Railway museum takes visitors on trip back in time

Walking through the doors of the Palmerston Railway Heritage Museum is like walking into a 1940s and 1950s railway station.

There are railway maps, model trails, mannequins dressed in conductor uniforms and even a reconstructed women’s-only section showing the station’s history from its 1871 construction.

On Sept. 10 the museum held a soft opening to showcase the new renovations and rejuvenation of the space.

“We’re still working on it and it’s still in progress,” Minto Mayor George Bridge said. “We’re looking forward to going through the winter and starting off in the spring and really bringing the railway … history back.”

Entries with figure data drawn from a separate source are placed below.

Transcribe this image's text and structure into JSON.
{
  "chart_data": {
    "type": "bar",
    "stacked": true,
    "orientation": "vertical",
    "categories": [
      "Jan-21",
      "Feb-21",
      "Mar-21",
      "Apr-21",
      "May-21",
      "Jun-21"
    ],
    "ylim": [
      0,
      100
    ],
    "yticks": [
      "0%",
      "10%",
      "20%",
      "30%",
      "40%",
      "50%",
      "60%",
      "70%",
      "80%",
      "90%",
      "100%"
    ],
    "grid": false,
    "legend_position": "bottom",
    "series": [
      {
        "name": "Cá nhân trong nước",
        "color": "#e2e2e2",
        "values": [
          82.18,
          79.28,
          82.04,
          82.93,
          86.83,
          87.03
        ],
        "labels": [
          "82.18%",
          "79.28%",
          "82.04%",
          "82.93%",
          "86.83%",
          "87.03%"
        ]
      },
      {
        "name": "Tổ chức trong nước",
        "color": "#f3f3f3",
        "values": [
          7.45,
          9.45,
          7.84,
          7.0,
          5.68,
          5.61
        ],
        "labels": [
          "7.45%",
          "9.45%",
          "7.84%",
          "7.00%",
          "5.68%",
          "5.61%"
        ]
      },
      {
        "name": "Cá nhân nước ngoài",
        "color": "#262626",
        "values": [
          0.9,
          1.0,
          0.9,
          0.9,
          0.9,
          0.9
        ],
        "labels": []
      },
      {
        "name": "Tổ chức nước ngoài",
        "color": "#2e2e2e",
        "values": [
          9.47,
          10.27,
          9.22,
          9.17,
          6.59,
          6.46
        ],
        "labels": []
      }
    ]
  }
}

A Town of Minto steering committee was put together this summer to organize and assemble museum artifacts.

“The people whose family members were railroaders opted to share and donate material to the station rather than sell it because we did not have an acquisitions budget … and what you’re seeing is basically what the families of the railroad people in the area chose to let us have,” said Bob McEachern, who runs the museum.

McEachern was honoured at the opening with the presentation of a plaque indicating that the genealogy research room at the museum will be named after him.

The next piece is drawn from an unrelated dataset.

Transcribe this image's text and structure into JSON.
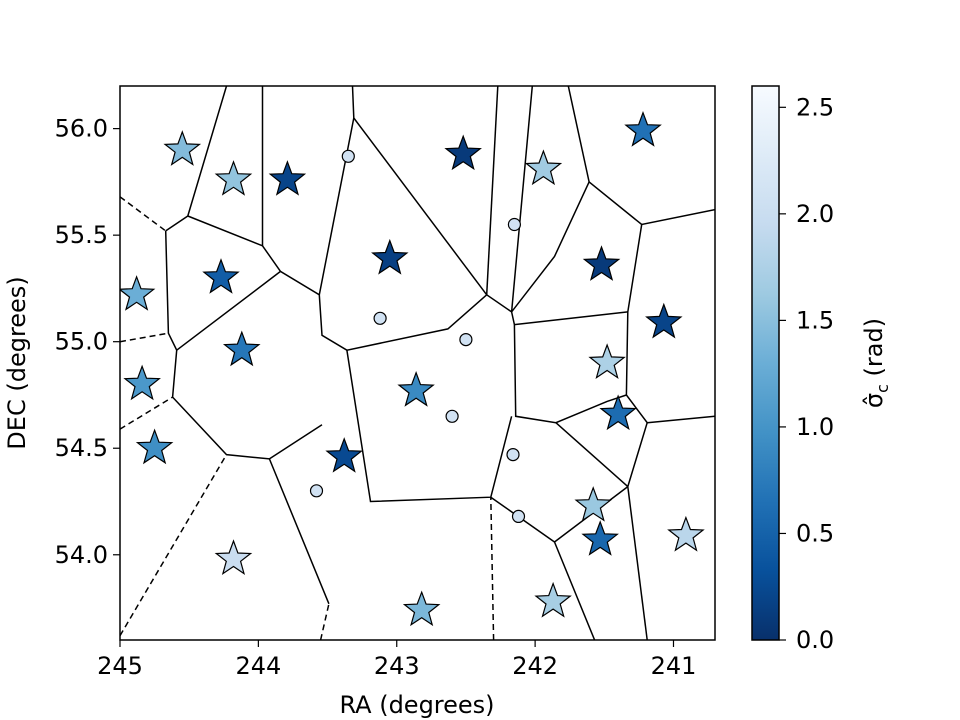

“We need work on the research room,” Bridge said. “That’s the room that we haven’t quite got finished yet but we want to have a research room so people can come here, it will get people coming to Palmerston to research railways,” Bridge said.

“We’re going to have an amazing research room that will look back in history.”

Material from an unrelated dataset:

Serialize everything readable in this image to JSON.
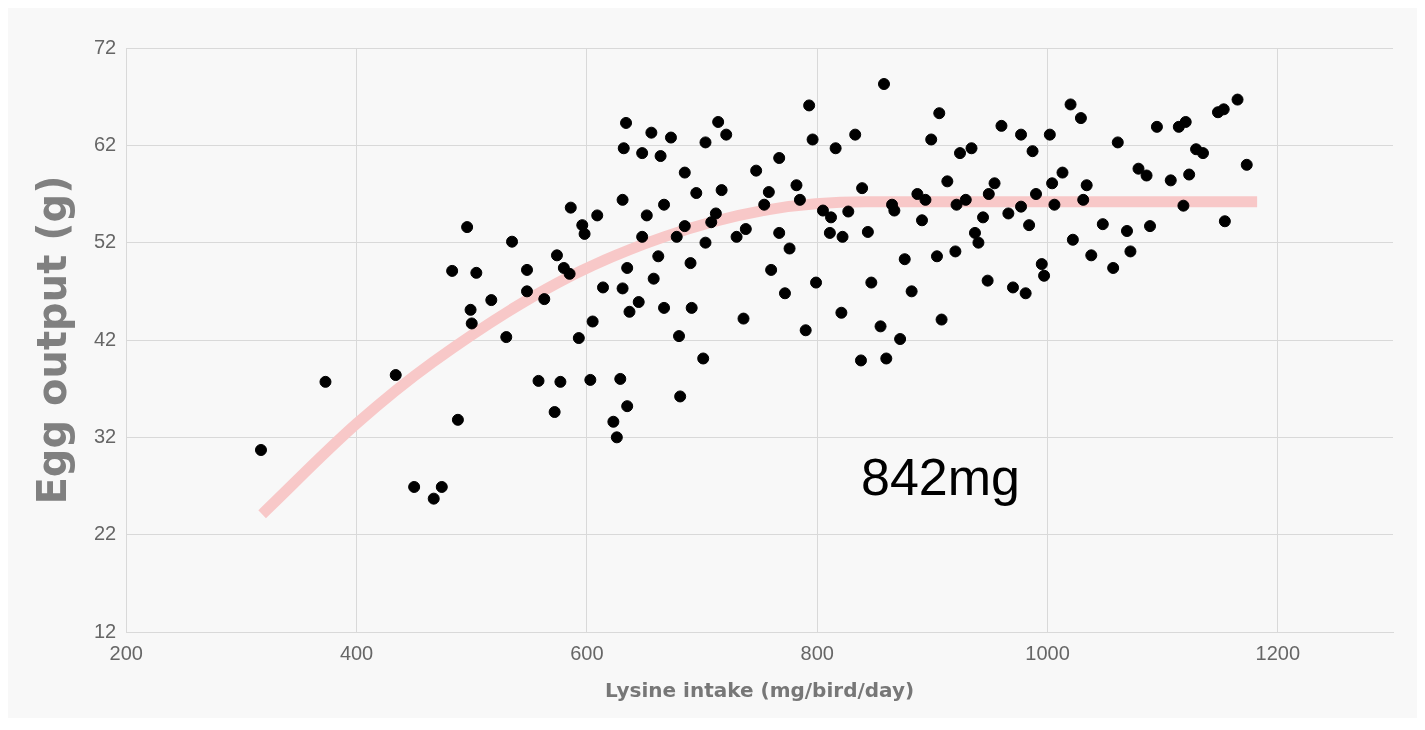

McEachern will also help anyone interested in tracing his or her genealogy.

He explained the Palmerston station is one of the only railway stations still standing in Wellington County, which had at least 43 stations at one time.

“I think the mistake is that they think people will come here as an end in itself and I don’t think it is,” McEachern said.

“I think if they come here, my job, the group’s job is to encourage people to find out about their own area and how do you do it.”

He also said he hopes that in three years, when Wellington County celebrates the 150th anniversary of railways coming to the county, each station is represented in some way, such as a commemorative plaque.

“We can be the leader in helping the county work with this,” McEachern said. “I really think it will be nice if [county council] picked up on it and we talked to the Wellington County Historical Society about it.”

He predicts that within three or four years, riding the train will no longer be “novel” and will just be a way of life and people will want to know about its past.

“We have a railway heritage here and that’s wonderful but I think we need to expand it and people need to go back,” he said.

“It’s a crime that towns with the CN (Canadian National railway), CPR (Canadian Pacific Railway) lines going through them have just ignored their railway heritage.”

The museum also has outbuildings that it’s going to rahabilitate as well.

Before the museum was railway-centric it also displayed generic Palmerston content, which is now being stored on the second floor of the building and is not accessible to the public.